The Real Test: Internet2 Goes Post-Quantum

Here’s where the story moves from theory to practice. In April 2026, Internet2 — the US research and education network that connects universities, hospitals, and government labs — demonstrated post-quantum cryptography on its national backbone.

The demo was significant for three reasons:

  1. Scale: This isn’t a lab experiment. Internet2 operates a hyperscale network carrying research data between major institutions. Getting PQC to work at that scale, without compromising performance, is a real engineering achievement.

  2. End-to-end protection: The solution protected data both in transit (during transmission) and at rest (when stored). Captured traffic remains PQC-protected even when later archived — exactly the kind of protection HNDL attackers fear.

  3. NIST compliance: The demo used a FIPS 203-compliant solution, validated by third-party cryptographers in the research and education community.

The Readiness Gap

Here’s the uncomfortable truth: most organizations aren’t ready.

A Trusted Computing Group survey of 1,500 security professionals found that:

  • 75% felt confident in their understanding of quantum threats
  • 91% lacked a formal post-quantum migration roadmap
  • 81% said cryptographic libraries and hardware security modules weren’t ready for PQC integration

In other words, confidence outpaced preparation by a landslide.

The migration isn’t simple. There are two distinct challenges:

Key agreement (ML-KEM) is relatively straightforward. It replaces the key exchange portion of TLS and can be deployed alongside existing infrastructure with hybrid modes. Cloudflare reported that by late October 2025, more than half of all human-initiated web traffic through its network used post-quantum key agreement.

Digital signatures and certificates (ML-DSA) are much harder.
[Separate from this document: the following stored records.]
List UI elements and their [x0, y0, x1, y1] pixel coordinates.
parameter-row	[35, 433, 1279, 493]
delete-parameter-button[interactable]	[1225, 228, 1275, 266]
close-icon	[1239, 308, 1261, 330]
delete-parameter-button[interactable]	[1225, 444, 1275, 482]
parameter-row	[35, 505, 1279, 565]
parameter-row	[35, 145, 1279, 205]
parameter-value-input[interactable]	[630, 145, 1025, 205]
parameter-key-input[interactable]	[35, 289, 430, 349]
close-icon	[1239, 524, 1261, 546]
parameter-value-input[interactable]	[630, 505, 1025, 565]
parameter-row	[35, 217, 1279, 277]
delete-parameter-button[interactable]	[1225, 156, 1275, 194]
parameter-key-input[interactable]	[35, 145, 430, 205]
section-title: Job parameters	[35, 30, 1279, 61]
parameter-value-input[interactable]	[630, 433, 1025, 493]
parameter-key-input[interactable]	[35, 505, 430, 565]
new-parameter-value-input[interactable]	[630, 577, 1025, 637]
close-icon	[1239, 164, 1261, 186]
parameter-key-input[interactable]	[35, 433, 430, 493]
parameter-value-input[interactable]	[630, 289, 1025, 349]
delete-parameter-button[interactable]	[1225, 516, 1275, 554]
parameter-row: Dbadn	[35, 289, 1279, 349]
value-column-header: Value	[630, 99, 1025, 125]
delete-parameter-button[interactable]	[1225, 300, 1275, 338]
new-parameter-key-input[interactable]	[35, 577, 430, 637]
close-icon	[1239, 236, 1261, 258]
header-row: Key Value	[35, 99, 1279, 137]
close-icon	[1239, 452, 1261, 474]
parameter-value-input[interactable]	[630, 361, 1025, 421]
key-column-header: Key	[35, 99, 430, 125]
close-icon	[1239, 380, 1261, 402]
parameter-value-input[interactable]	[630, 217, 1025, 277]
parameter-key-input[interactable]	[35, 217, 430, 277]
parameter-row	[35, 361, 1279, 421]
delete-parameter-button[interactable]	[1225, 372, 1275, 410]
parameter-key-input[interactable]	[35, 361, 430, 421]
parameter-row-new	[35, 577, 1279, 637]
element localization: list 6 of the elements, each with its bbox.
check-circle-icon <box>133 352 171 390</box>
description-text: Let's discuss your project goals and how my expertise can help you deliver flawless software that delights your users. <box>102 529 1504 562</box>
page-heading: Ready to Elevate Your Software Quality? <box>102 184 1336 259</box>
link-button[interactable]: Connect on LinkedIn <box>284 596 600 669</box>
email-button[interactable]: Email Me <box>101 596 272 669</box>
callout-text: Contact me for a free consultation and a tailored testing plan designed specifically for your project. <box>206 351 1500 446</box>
Keys are larger, performance costs are higher, and the entire public key infrastructure (PKI) needs to evolve. NIST itself has said the first PQC certificates won’t be commercially available until 2026 — which is this year.

What You Should Do Now

This isn’t about waiting for quantum computers to arrive. The threat is already active:

  1. Inventory your crypto: Know where RSA and ECC are deployed — TLS, code signing, document signatures, VPNs, database encryption.

  2. Plan for crypto-agility: The goal isn’t to deploy one algorithm forever. It’s to build systems that can swap algorithms when needed. Cloudflare’s own experience proved that flexibility matters more than any single choice.

  3. Start with key agreement: ML-KEM deployment is the lowest-hanging fruit and has the clearest migration path. Get this moving before the signature work gets easier.

  4. Watch the certificate ecosystem: PQC certificates are emerging in 2026. When they arrive, you’ll need to plan the PKI migration carefully — this is the part that will cause the most disruption if you wait too long.

  5. Don’t panic about symmetric keys: NIST and the cryptographic community agree — increasing symmetric key sizes (AES-256 is fine) is unnecessary. The real work is replacing the public-key layer.

The Bottom Line

Post-quantum cryptography is no longer a theoretical exercise. NIST standards are published, Internet2 has demonstrated them at scale, Cloudflare is protecting half the web, and enterprises are beginning — reluctantly — to plan their migrations.

The spies with the photo albums aren’t coming. They’re already there. And the only thing standing between your secrets and their future decryption is how quickly you move today.

Quick Quiz

1. What is the “Harvest Now, Decrypt Later” (HNDL) threat? Answer: Adversaries are collecting encrypted data today and storing it for future decryption once quantum computers become powerful enough to break current encryption.

2. What are the three NIST post-quantum standards finalized in August 2024? Answer: FIPS 203 (ML-KEM for key encapsulation), FIPS 204 (ML-DSA for digital signatures), and FIPS 205 (SLH-DSA for hash-based signatures).

3. Which part of PQC migration is easier: key agreement or digital signatures? Answer: Key agreement (ML-KEM) is easier because it replaces TLS key exchange with hybrid modes and has fewer infrastructure dependencies. Digital signatures (ML-DSA) are harder due to larger key sizes, performance costs, and the need to evolve the entire PKI.